The best outcomes rarely come from one clinician working in isolation.

Sports physicians, physiotherapists, strength and conditioning coaches, radiologists and surgeons all bring different expertise.

As shoulder specialists, our role isn’t simply deciding whether someone needs an operation.

It’s helping each individual find the right pathway to get back to doing what they love—whether that’s competing at Wimbledon, playing in the local club doubles league or simply enjoying a weekly hit with friends.

Sometimes that involves surgery.

Often it doesn’t.

Looking after your most valuable tennis partner

Most players spend hours choosing the perfect racket, restringing their equipment or refining their serve.

Far fewer spend the same amount of time looking after the one piece of equipment they can never replace – their shoulder.

The good news is that the shoulder is remarkably adaptable.

With the right diagnosis, progressive strengthening, sensible workload management and good movement patterns, it can often recover extremely well.

So, the next time you step onto court and fire down an ace, spare a thought for the extraordinary joint that made it possible.

It may not get the applause.

But it certainly deserves it.

References

Ellenbecker TS & Cools A (2010) Rehabilitation of shoulder impingement syndrome and rotator cuff injuries: an evidence-based review.
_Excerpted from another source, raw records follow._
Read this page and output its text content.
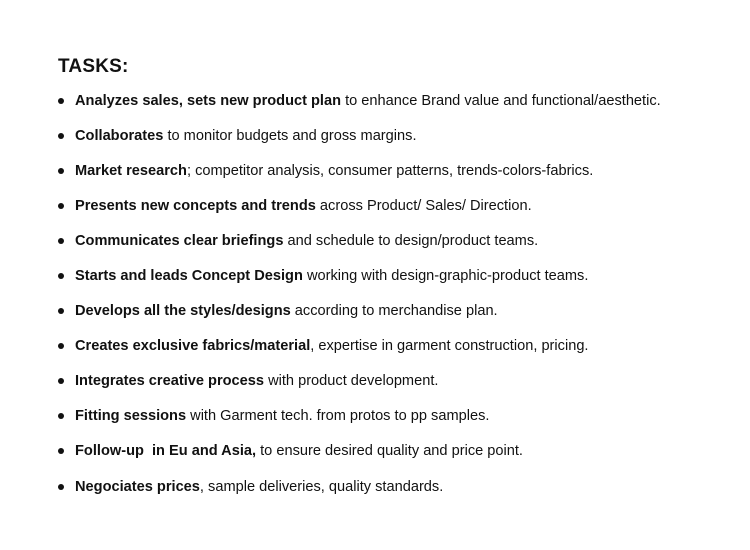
TASKS:
Analyzes sales, sets new product plan to enhance Brand value and functional/aesthetic.
Collaborates to monitor budgets and gross margins.
Market research; competitor analysis, consumer patterns, trends-colors-fabrics.
Presents new concepts and trends across Product/ Sales/ Direction.
Communicates clear briefings and schedule to design/product teams.
Starts and leads Concept Design working with design-graphic-product teams.
Develops all the styles/designs according to merchandise plan.
Creates exclusive fabrics/material, expertise in garment construction, pricing.
Integrates creative process with product development.
Fitting sessions with Garment tech. from protos to pp samples.
Follow-up  in Eu and Asia, to ensure desired quality and price point.
Negociates prices, sample deliveries, quality standards.
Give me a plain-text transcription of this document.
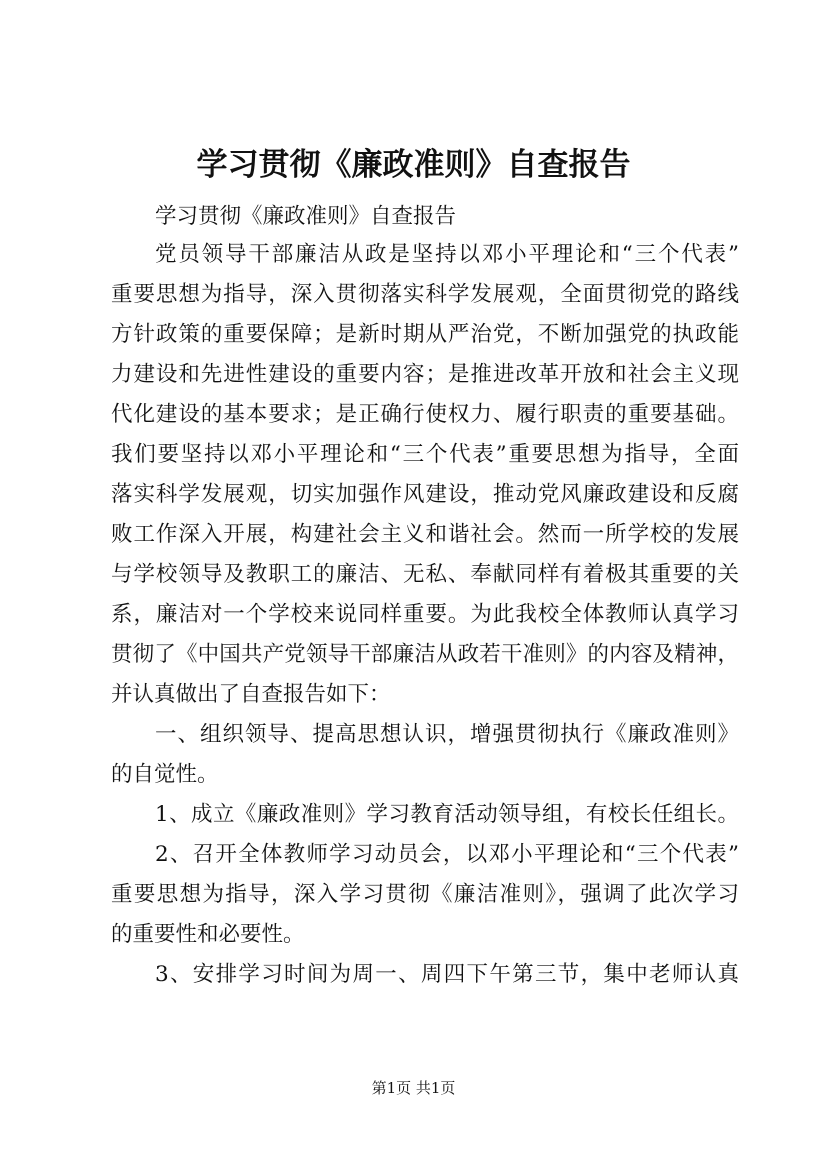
学习贯彻《廉政准则》自查报告
学习贯彻《廉政准则》自查报告
党员领导干部廉洁从政是坚持以邓小平理论和“三个代表”
重要思想为指导，深入贯彻落实科学发展观，全面贯彻党的路线
方针政策的重要保障；是新时期从严治党，不断加强党的执政能
力建设和先进性建设的重要内容；是推进改革开放和社会主义现
代化建设的基本要求；是正确行使权力、履行职责的重要基础。
我们要坚持以邓小平理论和“三个代表”重要思想为指导，全面
落实科学发展观，切实加强作风建设，推动党风廉政建设和反腐
败工作深入开展，构建社会主义和谐社会。然而一所学校的发展
与学校领导及教职工的廉洁、无私、奉献同样有着极其重要的关
系，廉洁对一个学校来说同样重要。为此我校全体教师认真学习
贯彻了《中国共产党领导干部廉洁从政若干准则》的内容及精神，
并认真做出了自查报告如下：
一、组织领导、提高思想认识，增强贯彻执行《廉政准则》
的自觉性。
1、成立《廉政准则》学习教育活动领导组，有校长任组长。
2、召开全体教师学习动员会，以邓小平理论和“三个代表”
重要思想为指导，深入学习贯彻《廉洁准则》，强调了此次学习
的重要性和必要性。
3、安排学习时间为周一、周四下午第三节，集中老师认真
第1页 共1页
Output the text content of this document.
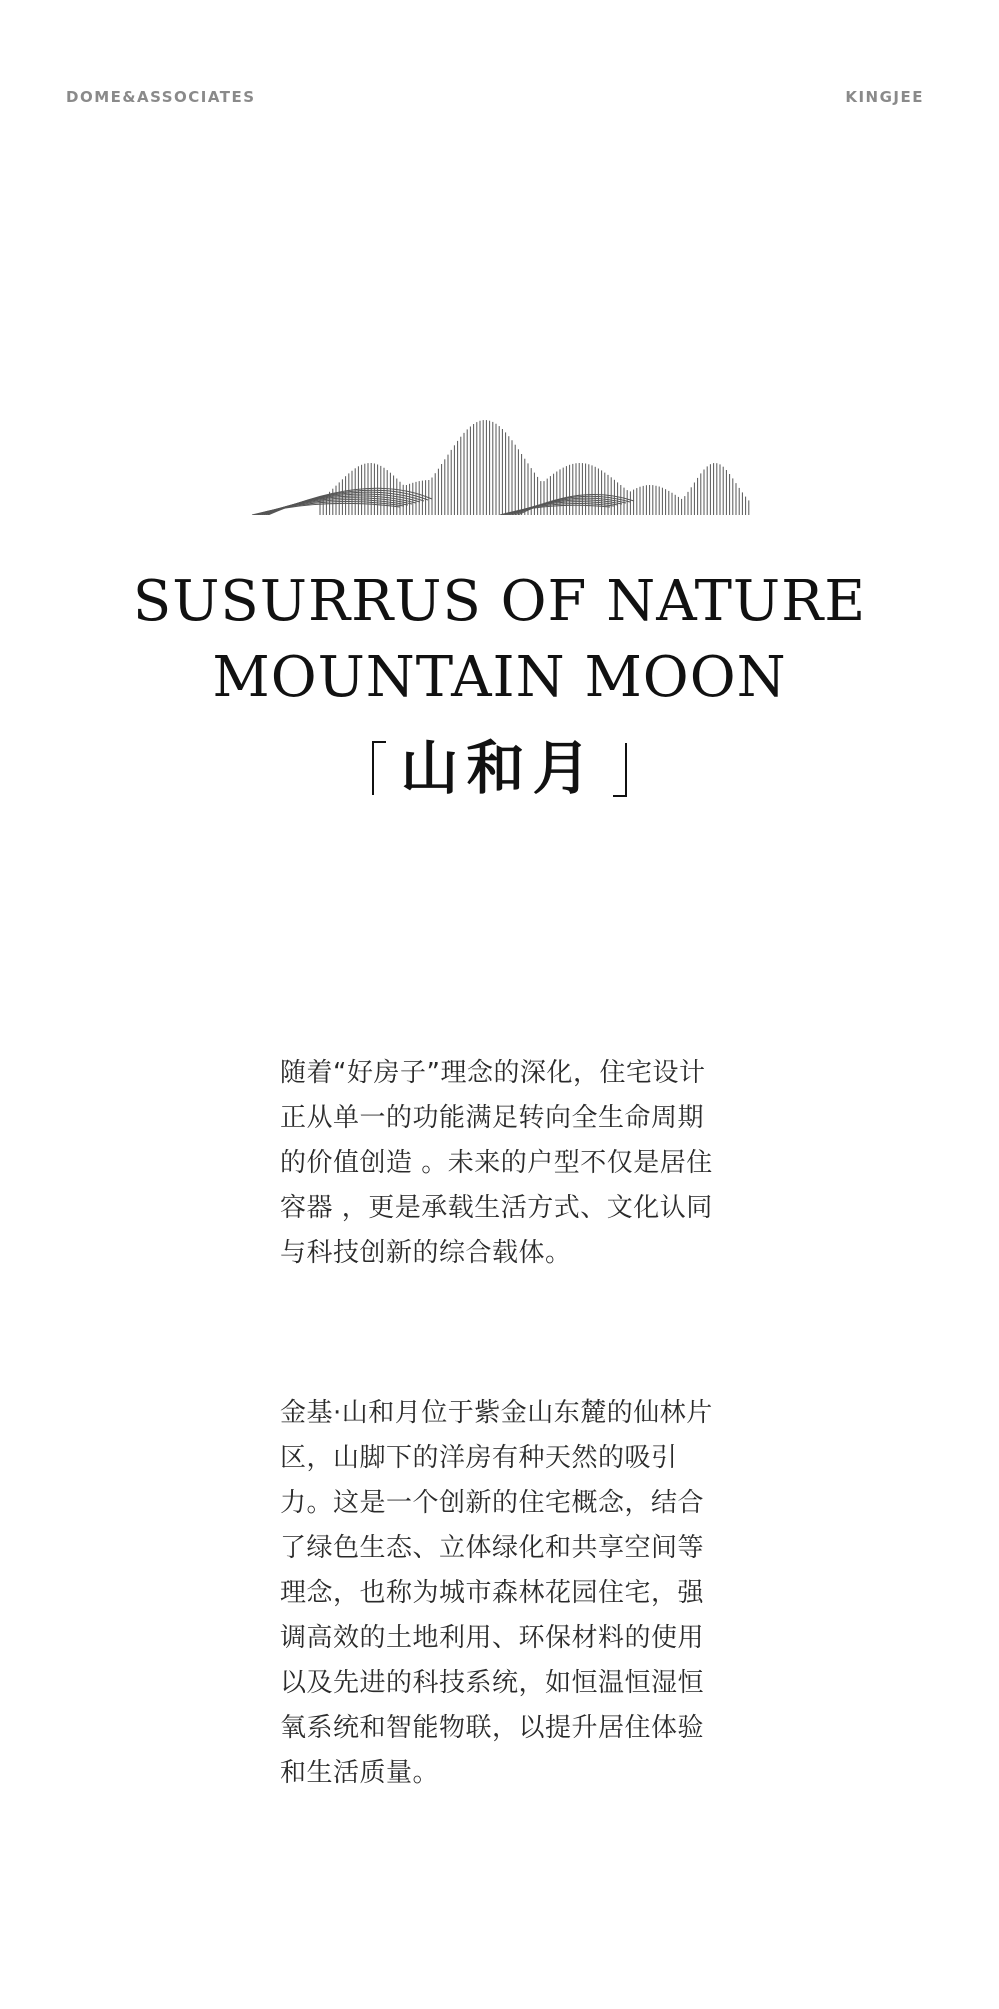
DOME&ASSOCIATES	KINGJEE
SUSURRUS OF NATURE
MOUNTAIN MOON
山和月

随着“好房子”理念的深化，住宅设计正从单一的功能满足转向全生命周期的价值创造 。未来的户型不仅是居住容器 ，更是承载生活方式、文化认同与科技创新的综合载体。

金基·山和月位于紫金山东麓的仙林片区，山脚下的洋房有种天然的吸引力。这是一个创新的住宅概念，结合了绿色生态、立体绿化和共享空间等理念，也称为城市森林花园住宅，强调高效的土地利用、环保材料的使用以及先进的科技系统，如恒温恒湿恒氧系统和智能物联，以提升居住体验和生活质量。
British Journal of Sports Medicine, 44(5), 319–327.

Cools AM, Johansson FR, Cambier D et al. (2010) Descriptive profile of scapulothoracic position, strength and flexibility variables in adolescent elite tennis players. British Journal of Sports Medicine, 49(7), 478–483.

Kibler WB, Sciascia A & Wilkes T (2012) Scapular dyskinesis and its relation to shoulder injury. Journal of the American Academy of Orthopaedic Surgeons, 20(6), 364–372.

Kibler WB & Sciascia A (2016) The role of the scapula in preventing and treating shoulder instability. Knee Surgery, Sports Traumatology, Arthroscopy, 24(2), 390–397.

Reinold MM & Gill TJ (2010) Current concepts in the evaluation and treatment of the shoulder in overhead throwing athletes. Sports Health, 2(1), 39–50.